While I appreciated how choices mattered in the macroeconomic and overarching storyline, I was disenchanted by some of the smaller decisions and gameplay mechanics in between the larger story beats. First of all, I found the writing to be a bit hit-or-miss. Even though I really liked each character design, many still fell victim to generic dialogue and personality tropes. For instance, marauders act like you would expect in every situation, without much dimension or nuance to why they are so callous and violent. Furthermore, parts of the script were very keyword/buzzword heavy, so much so that it made me chuckle to hear every NPC mention Ozen at least a handful of times in passing conversation. It would have made for a great drinking game. For every beautiful line like “We sold the very floor we walked on to pay for Ozen,” there is another line like “Ooh, big door! I bet there is something cool behind it,” which made my roll my eyes. 

The other letdown for me was that the mini-games throughout the adventure are so uncompromisingly basic that I wish that the developer had just left them out so that the walking-sim/adventure game elements could shine brighter. The stealth sections are instant-fail if you are caught, with barely any mechanics to avoid detection other than hiding behind objects. If a previous tidewalker got caught hiding under a table, you merely have to avoid hiding under that same table again since the enemies will be suspicious of it. This same situation plays out one too many times. 

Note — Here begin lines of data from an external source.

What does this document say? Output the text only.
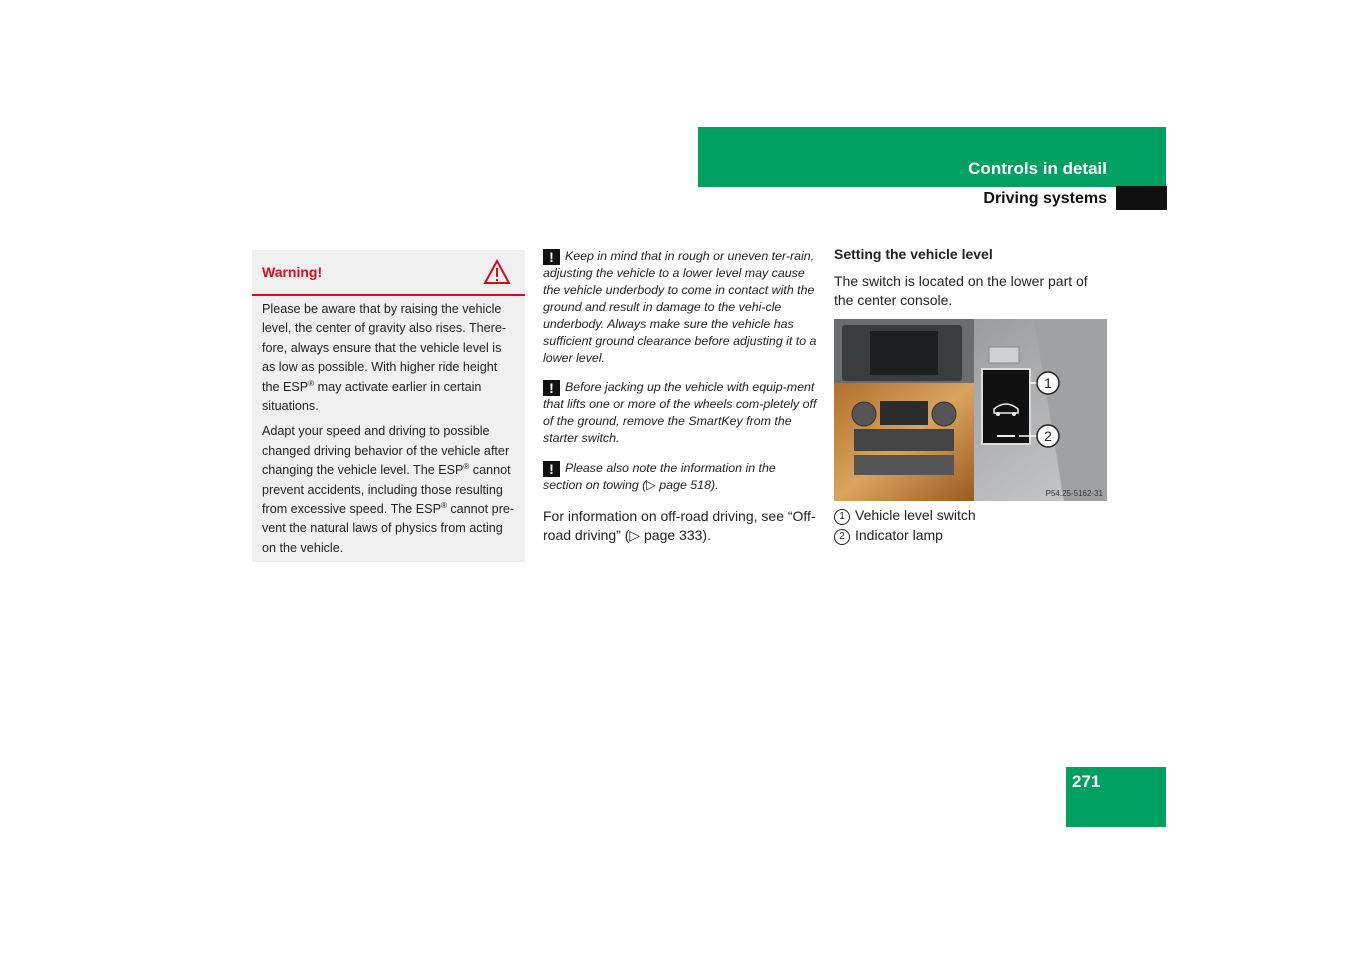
Controls in detail
Driving systems
Warning!

Please be aware that by raising the vehicle level, the center of gravity also rises. There-fore, always ensure that the vehicle level is as low as possible. With higher ride height the ESP® may activate earlier in certain situations.

Adapt your speed and driving to possible changed driving behavior of the vehicle after changing the vehicle level. The ESP® cannot prevent accidents, including those resulting from excessive speed. The ESP® cannot pre-vent the natural laws of physics from acting on the vehicle.

! Keep in mind that in rough or uneven ter-rain, adjusting the vehicle to a lower level may cause the vehicle underbody to come in contact with the ground and result in damage to the vehi-cle underbody. Always make sure the vehicle has sufficient ground clearance before adjusting it to a lower level.

! Before jacking up the vehicle with equip-ment that lifts one or more of the wheels com-pletely off of the ground, remove the SmartKey from the starter switch.

! Please also note the information in the section on towing (▷ page 518).

For information on off-road driving, see “Off-road driving” (▷ page 333).

Setting the vehicle level

The switch is located on the lower part of the center console.

1
2
P54.25-5162-31

1 Vehicle level switch

2 Indicator lamp

271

The boat races and escape sequences are a one-button affair that have all the trappings of an exhilarating sequence but are pigeonholed by their simplicity. Even the few puzzles in the game are as rudimentary as checking your Tidewalker vision to see how the person before you solved the puzzle…and just doing that again. In short, the little interactive moments don’t add much to the experience, and they go so far as to commodify the otherwise fantastic asynchronous multiplayer elements.

Verdict

3.5/5

In the end, Tides of Tomorrow is a beautiful kaleidoscope of possibilities, fractured by a clichéd script and some reductive gameplay sequences. The environmental design is vivid and evocative, revealing the majesty of the natural world prevailing over plastic waste. The story seed system was a genuinely interesting narrative experiment, and the resource management elements led to some superb tension in both the story and the multiplayer interactions. I hope this studio keeps experimenting with the unique ways video games can tell a story, because the ideas coming out of the Digixart lab are what make the future of the industry so exciting.

Release Date
22nd April 2026
Platforms
PC, PS5, XBOX Series S/X
Developer
Digixart
Publisher
THQ Nordic
Accessibility
Subtitles (with adjustable size), color-blind filters, and the ability to disable camera shake/wobble effects. It can also be played offline for those who don’t have access to the internet to use multiplayer features.
Version Tested
Xbox Series X

Many thanks to the publisher for the review copy.